Define joins between data sources
To define a join, you select the common column for the data sources and then specify a join type. When creating a dataset with two or more data sources, the system automatically identifies the common columns and suggests joins between them. You can view and edit these joins when creating or editing a dataset.
Prerequisites
-
You are creating or editing a dataset.
-
You uploaded at least two data sources. For example, two or more tables from one or several database sources; an Excel file with at least two sheets; a file with at least one sheet and a table from a database source.
-
The Step 3 – Join and preview page is open.
Procedure
Depending on the view, the steps for managing joins are different.
List view is set by default. To switch between the views, use the buttons in the upper-right corner of the page.
-
Review the relationships diagram displaying the data sources and the automatically recommended joins:
-
For the recommended joins, the line connecting data sources is dashed. For the approved joins, the line is solid.
-
Each data source is marked with a color to help you match the respective columns in the Data source columns pane on the left and in the Data preview pane at the bottom.
Note: If not all joins are visible, use the buttons in the lower-right corner to zoom the view in or out. To have more real estate when working with joins, you can also collapse the Data source columns and Data preview panes.
-
-
To save a dataset, review all the recommended joins.
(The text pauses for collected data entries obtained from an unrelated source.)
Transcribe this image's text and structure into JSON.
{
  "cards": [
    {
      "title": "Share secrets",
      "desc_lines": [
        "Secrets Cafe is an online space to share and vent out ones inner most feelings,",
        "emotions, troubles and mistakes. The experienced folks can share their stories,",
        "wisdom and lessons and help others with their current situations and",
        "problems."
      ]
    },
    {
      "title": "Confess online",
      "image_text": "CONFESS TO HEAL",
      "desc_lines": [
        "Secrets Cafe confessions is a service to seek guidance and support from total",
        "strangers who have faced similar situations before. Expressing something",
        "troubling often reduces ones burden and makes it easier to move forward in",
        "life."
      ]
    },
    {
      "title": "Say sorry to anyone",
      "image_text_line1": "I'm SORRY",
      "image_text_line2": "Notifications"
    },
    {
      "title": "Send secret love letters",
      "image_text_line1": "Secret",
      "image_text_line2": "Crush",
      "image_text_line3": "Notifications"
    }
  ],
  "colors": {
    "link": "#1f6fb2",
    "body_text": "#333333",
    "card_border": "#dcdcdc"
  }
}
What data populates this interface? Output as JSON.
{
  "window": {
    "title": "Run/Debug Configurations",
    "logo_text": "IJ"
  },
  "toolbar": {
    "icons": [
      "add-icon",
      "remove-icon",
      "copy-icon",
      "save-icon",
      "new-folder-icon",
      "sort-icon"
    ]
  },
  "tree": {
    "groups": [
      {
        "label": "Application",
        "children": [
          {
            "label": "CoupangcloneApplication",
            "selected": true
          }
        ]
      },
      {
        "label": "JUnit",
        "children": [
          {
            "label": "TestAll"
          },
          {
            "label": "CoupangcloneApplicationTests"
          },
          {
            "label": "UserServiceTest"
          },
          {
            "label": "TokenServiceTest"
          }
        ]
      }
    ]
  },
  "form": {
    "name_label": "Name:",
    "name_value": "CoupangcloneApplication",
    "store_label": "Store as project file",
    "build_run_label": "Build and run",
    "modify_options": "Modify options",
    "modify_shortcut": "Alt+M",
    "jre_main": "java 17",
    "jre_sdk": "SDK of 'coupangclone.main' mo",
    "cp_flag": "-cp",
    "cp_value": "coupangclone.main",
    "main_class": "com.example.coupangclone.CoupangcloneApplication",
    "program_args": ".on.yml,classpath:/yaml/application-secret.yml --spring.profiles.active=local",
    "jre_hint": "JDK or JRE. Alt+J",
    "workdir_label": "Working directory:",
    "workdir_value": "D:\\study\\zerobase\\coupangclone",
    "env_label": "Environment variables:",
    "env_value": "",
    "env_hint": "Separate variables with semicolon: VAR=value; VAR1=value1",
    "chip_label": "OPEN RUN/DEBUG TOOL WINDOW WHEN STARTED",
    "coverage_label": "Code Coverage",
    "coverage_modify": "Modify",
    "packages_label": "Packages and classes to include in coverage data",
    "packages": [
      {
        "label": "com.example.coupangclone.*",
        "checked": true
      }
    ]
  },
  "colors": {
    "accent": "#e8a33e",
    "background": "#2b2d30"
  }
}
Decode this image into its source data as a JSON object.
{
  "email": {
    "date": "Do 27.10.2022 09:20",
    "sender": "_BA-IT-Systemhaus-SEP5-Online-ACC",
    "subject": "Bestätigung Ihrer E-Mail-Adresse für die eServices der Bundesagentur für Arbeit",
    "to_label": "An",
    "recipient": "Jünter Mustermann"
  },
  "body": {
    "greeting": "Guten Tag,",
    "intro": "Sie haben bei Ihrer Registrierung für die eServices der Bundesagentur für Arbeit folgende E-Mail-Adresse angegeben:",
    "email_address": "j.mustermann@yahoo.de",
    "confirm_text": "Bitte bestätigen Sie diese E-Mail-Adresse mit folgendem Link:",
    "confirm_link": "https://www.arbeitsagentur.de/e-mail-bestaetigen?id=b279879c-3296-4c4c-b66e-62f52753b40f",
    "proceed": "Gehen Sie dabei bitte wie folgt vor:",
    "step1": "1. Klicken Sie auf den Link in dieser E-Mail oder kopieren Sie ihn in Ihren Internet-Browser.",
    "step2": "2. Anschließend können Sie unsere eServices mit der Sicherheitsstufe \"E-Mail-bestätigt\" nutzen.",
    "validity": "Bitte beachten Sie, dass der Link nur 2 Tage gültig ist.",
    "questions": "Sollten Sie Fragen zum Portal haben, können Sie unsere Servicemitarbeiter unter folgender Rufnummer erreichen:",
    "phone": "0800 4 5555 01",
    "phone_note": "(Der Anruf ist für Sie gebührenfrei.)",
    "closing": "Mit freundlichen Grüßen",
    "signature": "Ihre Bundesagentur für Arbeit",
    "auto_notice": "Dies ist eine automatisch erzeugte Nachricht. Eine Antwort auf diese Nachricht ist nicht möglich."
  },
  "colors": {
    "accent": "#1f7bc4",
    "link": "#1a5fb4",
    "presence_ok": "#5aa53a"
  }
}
For each join, you can choose one of the following:
Edit join-
Point to the line connecting two data sources, click the join symbol between them, and then click Edit join.
The Edit join dialog appears.
-
Observe the order of the data sources in the Edit join dialog.
Important: The order of the data sources in this dialog may differ from the order displayed in the diagram. For the following steps, refer to the order shown in the Edit join dialog.
-
To change the join type, click the join symbol and select another type.
There are four join types:
- Inner join
- Left join
- Right join
- Full outer join
For details, see About data joins.
-
Check the column that is used for joining for each data source. If needed, select another column from the dropdown list.
-
(Optional) Depending on your data sources, you may need to add a secondary set of columns for joining. To do so, click add next to the first set of columns, and define the join as needed.
- Click OK to save your changes.
Approve joinIf you agree with the recommended join type and the column selected for the join, point to the line connecting two data sources, click the join symbol, and then click Approve join.
After a join is approved, the line connecting the two data sources becomes solid.
Tip: You can also approve all joins at once. In the upper-righter corner, click Approve all joins.
Delete joinTo delete a join between two data sources, point to the line connecting two data sources, click the join symbol, and then click Delete join.
Tip: You can also remove all recommended joins at once: in the upper-righter corner of the page, click Delete all joins.
Add joinTo add a new join, point to the data source box, then point to the link icon and drag it to the data source with which you want to join it until the line becomes green.
The system adds a recommended join based on the first column in both data sources. Proceed with editing a join as needed. For details, see Edit join
-
-
(Optional) Click Preview data to view all the data included in the dataset.
You can preview data if all the tables are linked.
To avoid misinterpretation of data, circular references (loops) are not allowed in the data structure.
-
Review the data sources and the automatically recommended joins in the list view:
-
Recommended joins are grouped under the Recommended joins section.
-
Each data source is marked with a color to help you match the respective columns in the left pane and in the preview pane at the bottom.
Note: To have more real estate when working with joins, you can also collapse the Data source columns and the Data preview panes.
-
-
To save a dataset, all the recommended joins should be reviewed. For each join, you can choose one of the following:
Edit join-
Point to the line connecting two data sources, and then click the join symbol between two data sources.
The Edit join dialog appears.
-
To change the join type, click the join symbol and select another type.
There are four join types:
- Inner join
- Left join
- Right join
- Full outer join
For details, see About data joins.
-
Check the column that is used for joining for each data source. If needed, select another column from the dropdown list.
-
(Optional) Depending on your data sources, you may need to add a secondary set of columns for joining. To do so, click add next to the first set of columns, and define the join as needed.
- Click OK to save your changes.
Approve joinIf you agree with the recommended column used for the join and the join type, you can approve the join. To do so, point to the line connecting two data sources, and then click Approve join.
The approved joins are moved to the Approved joins section, and the line connecting data sources becomes solid.
Tip: You can also approve all joins at once. Next to the section name, click Approve all joins.
Delete joinTo delete a join between two data sources, point to the recommended join, and then click Delete join. For the approved joins, click Delete join.
Tip: You can also delete all joins at once. Next to the section name, click Delete all joins.
Add joinIf a data source does not have any joins, it appears in the Data sources with no joins section.
To join the data source, just click the data source box. The Add join dialog appears.
A recommended join is added based on the first column in both data sources. Specify all the details for the new join, and click Add to save the new join. For details, see Edit join.
-
-
(Optional) Click Preview data to view all the data included in the dataset.
You can preview data if all the tables are linked.
To avoid misinterpretation of data, circular references (loops) are not allowed in the data structure.